Nuclear life of the voltage-gated Cacnb4 subunit and its role in gene transcription regulation

The pore-forming subunit of voltage-gated calcium channels is associated to auxiliary subunits among which the cytoplasmic beta subunit. The different isoforms of this subunit control both the plasma membrane targeting and the biophysical properties of the channel moiety. In a recent study, we demonstrated that the Cacnb4 (beta(4)) isoform is at the center of a new signaling pathway that connects neuronal excitability and gene transcription. This mechanism relies on nuclear targeting of beta(4) triggered by neuronal electrical stimulation.
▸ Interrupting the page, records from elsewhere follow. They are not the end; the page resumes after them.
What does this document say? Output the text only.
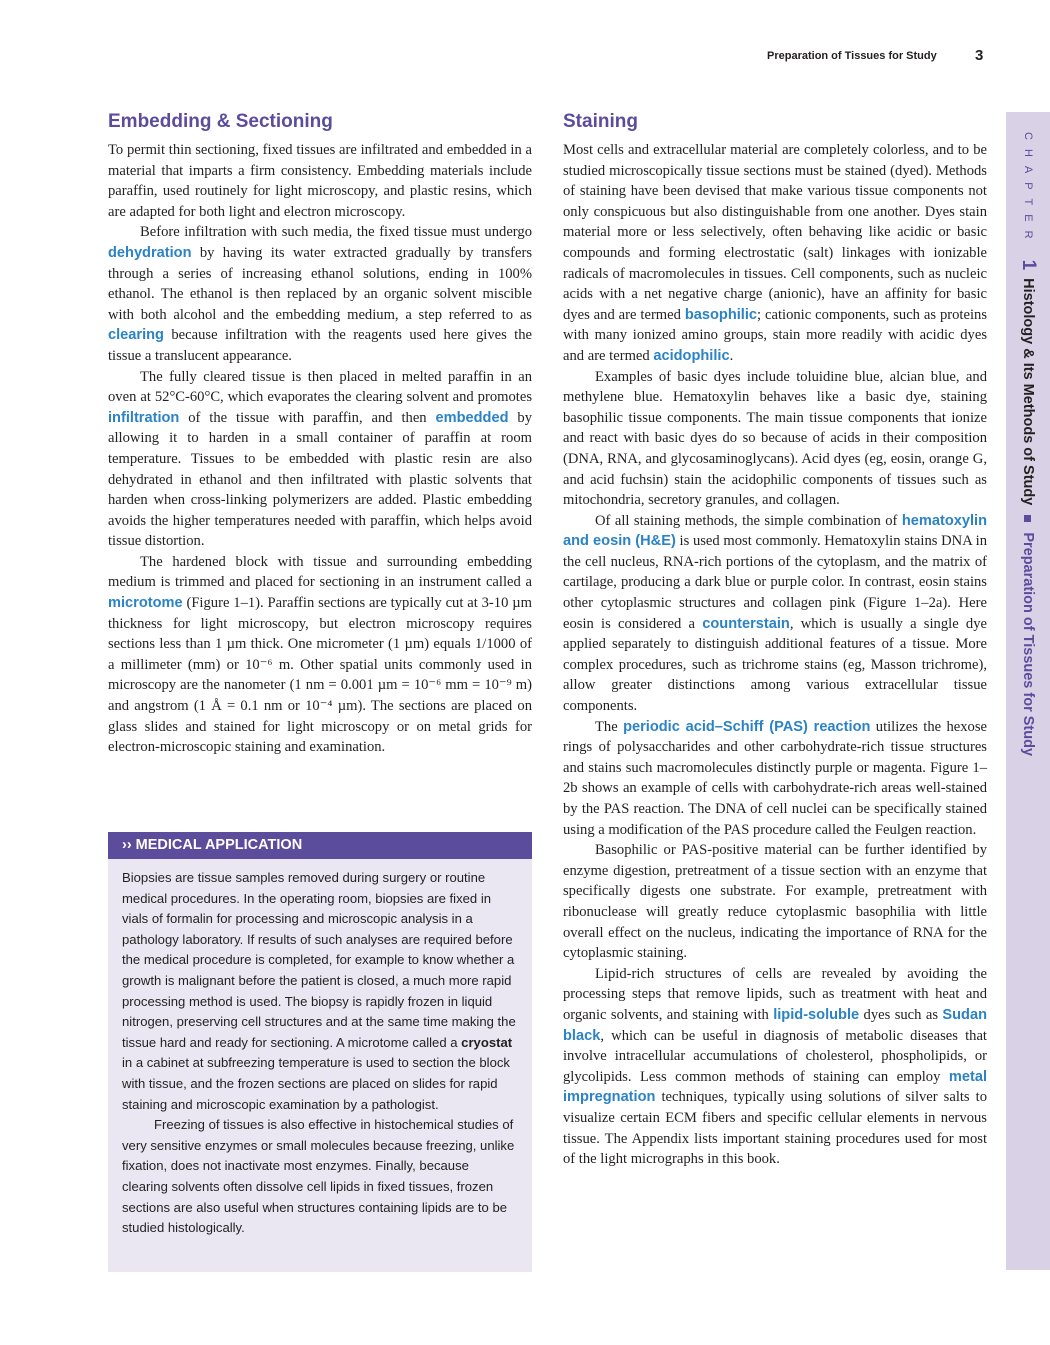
Preparation of Tissues for Study	3
Embedding & Sectioning

To permit thin sectioning, fixed tissues are infiltrated and embedded in a material that imparts a firm consistency. Embedding materials include paraffin, used routinely for light microscopy, and plastic resins, which are adapted for both light and electron microscopy.

Before infiltration with such media, the fixed tissue must undergo dehydration by having its water extracted gradually by transfers through a series of increasing ethanol solutions, ending in 100% ethanol. The ethanol is then replaced by an organic solvent miscible with both alcohol and the embedding medium, a step referred to as clearing because infiltration with the reagents used here gives the tissue a translucent appearance.

The fully cleared tissue is then placed in melted paraffin in an oven at 52°C-60°C, which evaporates the clearing solvent and promotes infiltration of the tissue with paraffin, and then embedded by allowing it to harden in a small container of paraffin at room temperature. Tissues to be embedded with plastic resin are also dehydrated in ethanol and then infiltrated with plastic solvents that harden when cross-linking polymerizers are added. Plastic embedding avoids the higher temperatures needed with paraffin, which helps avoid tissue distortion.

The hardened block with tissue and surrounding embedding medium is trimmed and placed for sectioning in an instrument called a microtome (Figure 1–1). Paraffin sections are typically cut at 3-10 µm thickness for light microscopy, but electron microscopy requires sections less than 1 µm thick. One micrometer (1 µm) equals 1/1000 of a millimeter (mm) or 10⁻⁶ m. Other spatial units commonly used in microscopy are the nanometer (1 nm = 0.001 µm = 10⁻⁶ mm = 10⁻⁹ m) and angstrom (1 Å = 0.1 nm or 10⁻⁴ µm). The sections are placed on glass slides and stained for light microscopy or on metal grids for electron-microscopic staining and examination.

›› MEDICAL APPLICATION

Biopsies are tissue samples removed during surgery or routine medical procedures. In the operating room, biopsies are fixed in vials of formalin for processing and microscopic analysis in a pathology laboratory. If results of such analyses are required before the medical procedure is completed, for example to know whether a growth is malignant before the patient is closed, a much more rapid processing method is used. The biopsy is rapidly frozen in liquid nitrogen, preserving cell structures and at the same time making the tissue hard and ready for sectioning. A microtome called a cryostat in a cabinet at subfreezing temperature is used to section the block with tissue, and the frozen sections are placed on slides for rapid staining and microscopic examination by a pathologist.

Freezing of tissues is also effective in histochemical studies of very sensitive enzymes or small molecules because freezing, unlike fixation, does not inactivate most enzymes. Finally, because clearing solvents often dissolve cell lipids in fixed tissues, frozen sections are also useful when structures containing lipids are to be studied histologically.

Staining

Most cells and extracellular material are completely colorless, and to be studied microscopically tissue sections must be stained (dyed). Methods of staining have been devised that make various tissue components not only conspicuous but also distinguishable from one another. Dyes stain material more or less selectively, often behaving like acidic or basic compounds and forming electrostatic (salt) linkages with ionizable radicals of macromolecules in tissues. Cell components, such as nucleic acids with a net negative charge (anionic), have an affinity for basic dyes and are termed basophilic; cationic components, such as proteins with many ionized amino groups, stain more readily with acidic dyes and are termed acidophilic.

Examples of basic dyes include toluidine blue, alcian blue, and methylene blue. Hematoxylin behaves like a basic dye, staining basophilic tissue components. The main tissue components that ionize and react with basic dyes do so because of acids in their composition (DNA, RNA, and glycosaminoglycans). Acid dyes (eg, eosin, orange G, and acid fuchsin) stain the acidophilic components of tissues such as mitochondria, secretory granules, and collagen.

Of all staining methods, the simple combination of hematoxylin and eosin (H&E) is used most commonly. Hematoxylin stains DNA in the cell nucleus, RNA-rich portions of the cytoplasm, and the matrix of cartilage, producing a dark blue or purple color. In contrast, eosin stains other cytoplasmic structures and collagen pink (Figure 1–2a). Here eosin is considered a counterstain, which is usually a single dye applied separately to distinguish additional features of a tissue. More complex procedures, such as trichrome stains (eg, Masson trichrome), allow greater distinctions among various extracellular tissue components.

The periodic acid–Schiff (PAS) reaction utilizes the hexose rings of polysaccharides and other carbohydrate-rich tissue structures and stains such macromolecules distinctly purple or magenta. Figure 1–2b shows an example of cells with carbohydrate-rich areas well-stained by the PAS reaction. The DNA of cell nuclei can be specifically stained using a modification of the PAS procedure called the Feulgen reaction.

Basophilic or PAS-positive material can be further identified by enzyme digestion, pretreatment of a tissue section with an enzyme that specifically digests one substrate. For example, pretreatment with ribonuclease will greatly reduce cytoplasmic basophilia with little overall effect on the nucleus, indicating the importance of RNA for the cytoplasmic staining.

Lipid-rich structures of cells are revealed by avoiding the processing steps that remove lipids, such as treatment with heat and organic solvents, and staining with lipid-soluble dyes such as Sudan black, which can be useful in diagnosis of metabolic diseases that involve intracellular accumulations of cholesterol, phospholipids, or glycolipids. Less common methods of staining can employ metal impregnation techniques, typically using solutions of silver salts to visualize certain ECM fibers and specific cellular elements in nervous tissue. The Appendix lists important staining procedures used for most of the light micrographs in this book.

CHAPTER
1
Histology & Its Methods of Study
Preparation of Tissues for Study
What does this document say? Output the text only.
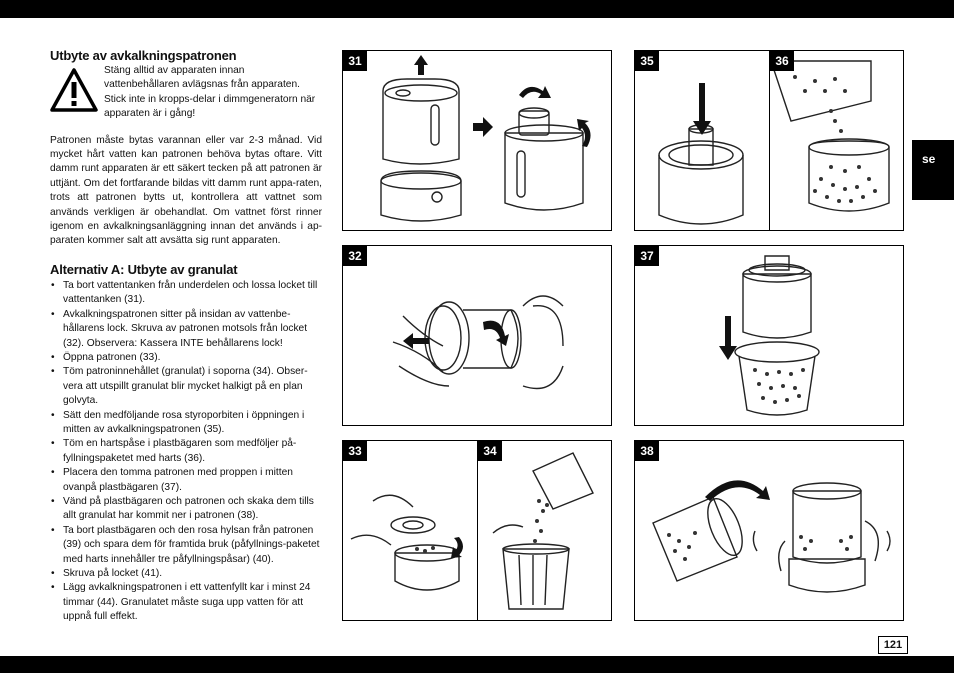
Utbyte av avkalkningspatronen

Stäng alltid av apparaten innan vattenbehållaren avlägsnas från apparaten. Stick inte in kropps-delar i dimmgeneratorn när apparaten är i gång!

Patronen måste bytas varannan eller var 2-3 månad. Vid mycket hårt vatten kan patronen behöva bytas oftare. Vitt damm runt apparaten är ett säkert tecken på att patronen är uttjänt. Om det fortfarande bildas vitt damm runt appa-raten, trots att patronen bytts ut, kontrollera att vattnet som används verkligen är obehandlat. Om vattnet först rinner igenom en avkalkningsanläggning innan det används i ap-paraten kommer salt att avsätta sig runt apparaten.

Alternativ A: Utbyte av granulat
• Ta bort vattentanken från underdelen och lossa locket till vattentanken (31).
• Avkalkningspatronen sitter på insidan av vattenbe-hållarens lock. Skruva av patronen motsols från locket (32). Observera: Kassera INTE behållarens lock!
• Öppna patronen (33).
• Töm patroninnehållet (granulat) i soporna (34). Obser-vera att utspillt granulat blir mycket halkigt på en plan golvyta.
• Sätt den medföljande rosa styroporbiten i öppningen i mitten av avkalkningspatronen (35).
• Töm en hartspåse i plastbägaren som medföljer på-fyllningspaketet med harts (36).
• Placera den tomma patronen med proppen i mitten ovanpå plastbägaren (37).
• Vänd på plastbägaren och patronen och skaka dem tills allt granulat har kommit ner i patronen (38).
• Ta bort plastbägaren och den rosa hylsan från patronen (39) och spara dem för framtida bruk (påfyllnings-paketet med harts innehåller tre påfyllningspåsar) (40).
• Skruva på locket (41).
• Lägg avkalkningspatronen i ett vattenfyllt kar i minst 24 timmar (44). Granulatet måste suga upp vatten för att uppnå full effekt.
31
32
33	34
35	36
37
38
se
121
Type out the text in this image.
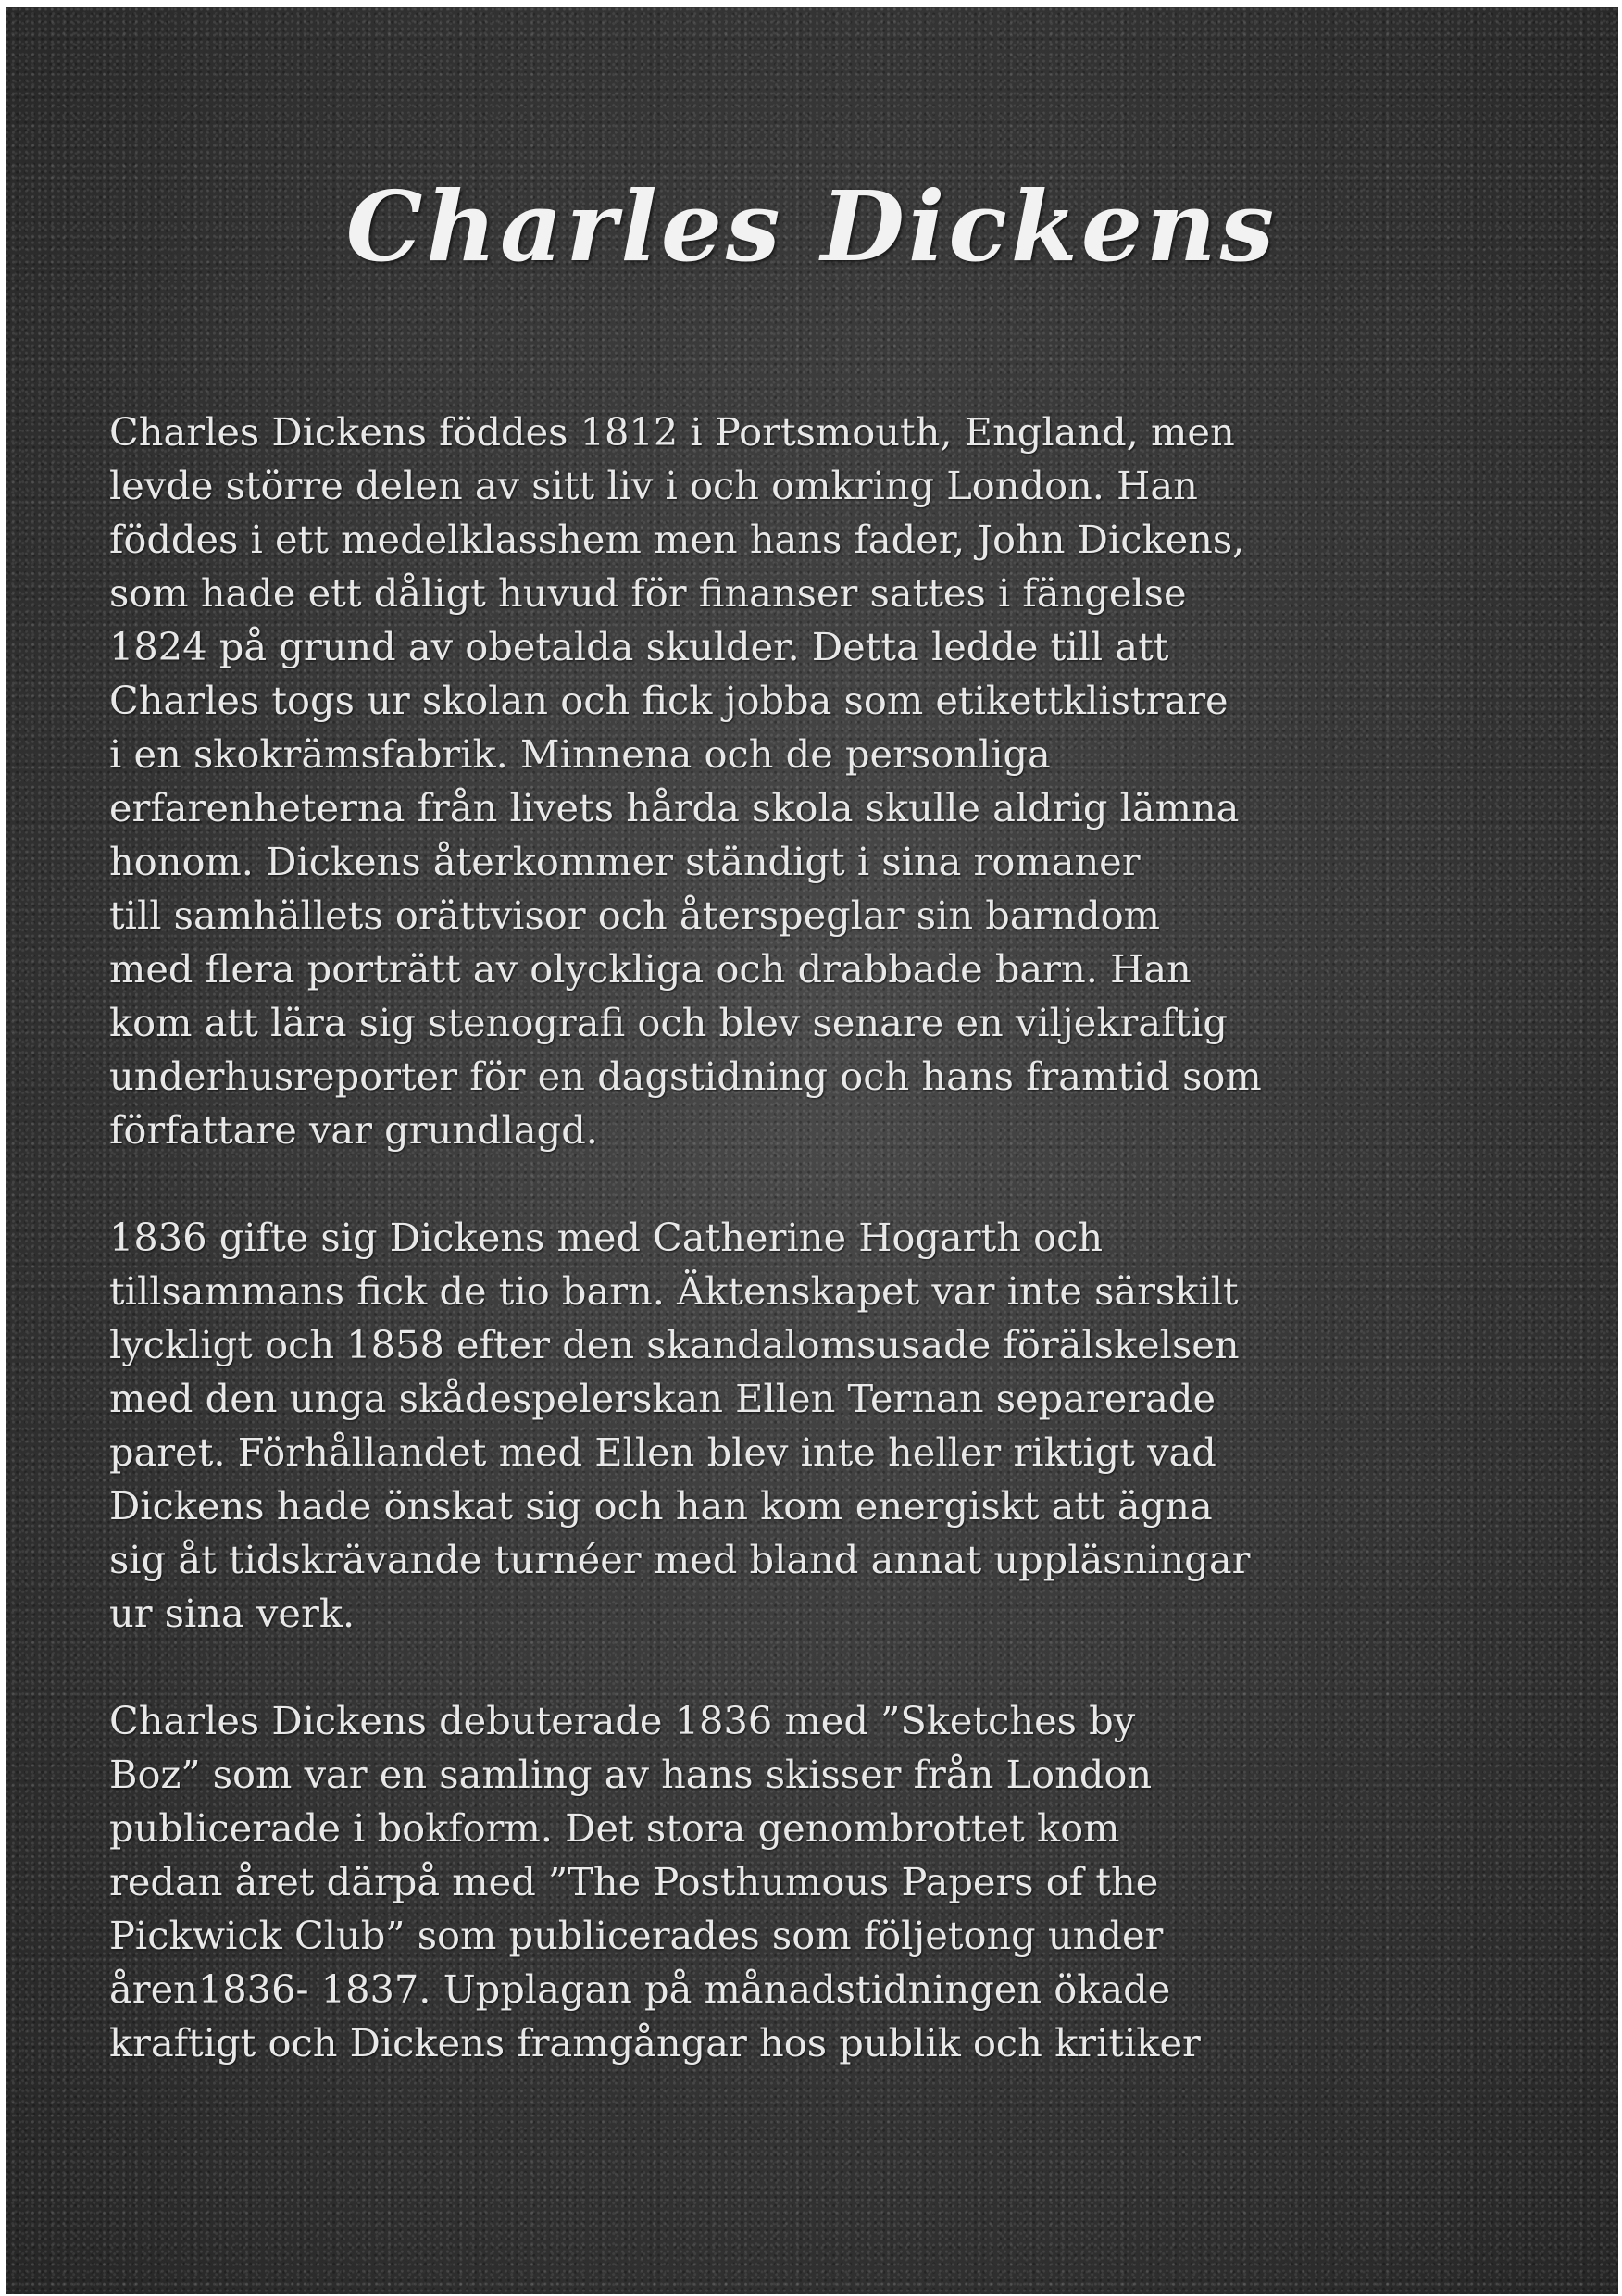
Charles Dickens

Charles Dickens föddes 1812 i Portsmouth, England, men
levde större delen av sitt liv i och omkring London. Han
föddes i ett medelklasshem men hans fader, John Dickens,
som hade ett dåligt huvud för finanser sattes i fängelse
1824 på grund av obetalda skulder. Detta ledde till att
Charles togs ur skolan och fick jobba som etikettklistrare
i en skokrämsfabrik. Minnena och de personliga
erfarenheterna från livets hårda skola skulle aldrig lämna
honom. Dickens återkommer ständigt i sina romaner
till samhällets orättvisor och återspeglar sin barndom
med flera porträtt av olyckliga och drabbade barn. Han
kom att lära sig stenografi och blev senare en viljekraftig
underhusreporter för en dagstidning och hans framtid som
författare var grundlagd.

1836 gifte sig Dickens med Catherine Hogarth och
tillsammans fick de tio barn. Äktenskapet var inte särskilt
lyckligt och 1858 efter den skandalomsusade förälskelsen
med den unga skådespelerskan Ellen Ternan separerade
paret. Förhållandet med Ellen blev inte heller riktigt vad
Dickens hade önskat sig och han kom energiskt att ägna
sig åt tidskrävande turnéer med bland annat uppläsningar
ur sina verk.

Charles Dickens debuterade 1836 med ”Sketches by
Boz” som var en samling av hans skisser från London
publicerade i bokform. Det stora genombrottet kom
redan året därpå med ”The Posthumous Papers of the
Pickwick Club” som publicerades som följetong under
åren1836- 1837. Upplagan på månadstidningen ökade
kraftigt och Dickens framgångar hos publik och kritiker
This re-localization of beta(4) is promoted by its interaction with Ppp2r5d a regulatory subunit of PP2A in complex with PP2A itself. The formation, as well as the nuclear translocation, of the beta(4)/Ppp2r5d/PP2A complex is totally impaired by the premature R482X stops mutation of beta(4) that has been previously associated with juvenile epilepsy. Taking as a case study the tyrosine hydroxylase gene that is strongly upregulated in brain of lethargic mice, deficient for beta(4) expression, we deciphered the molecular steps presiding to this signaling pathway. Here we show that expression of wild-type beta(4) in HEK293 cells results in the regulation of several genes, while expression of the mutated beta(4) (beta(1-481)) produces a different set of gene regulation. Several genes regulated by beta(4) in HEK293 cells were also regulated upon neuronal differentiation of NG108-15 cells that induces nuclear translocation of beta(4) suggesting a link between beta(4) nuclear targeting and gene regulation.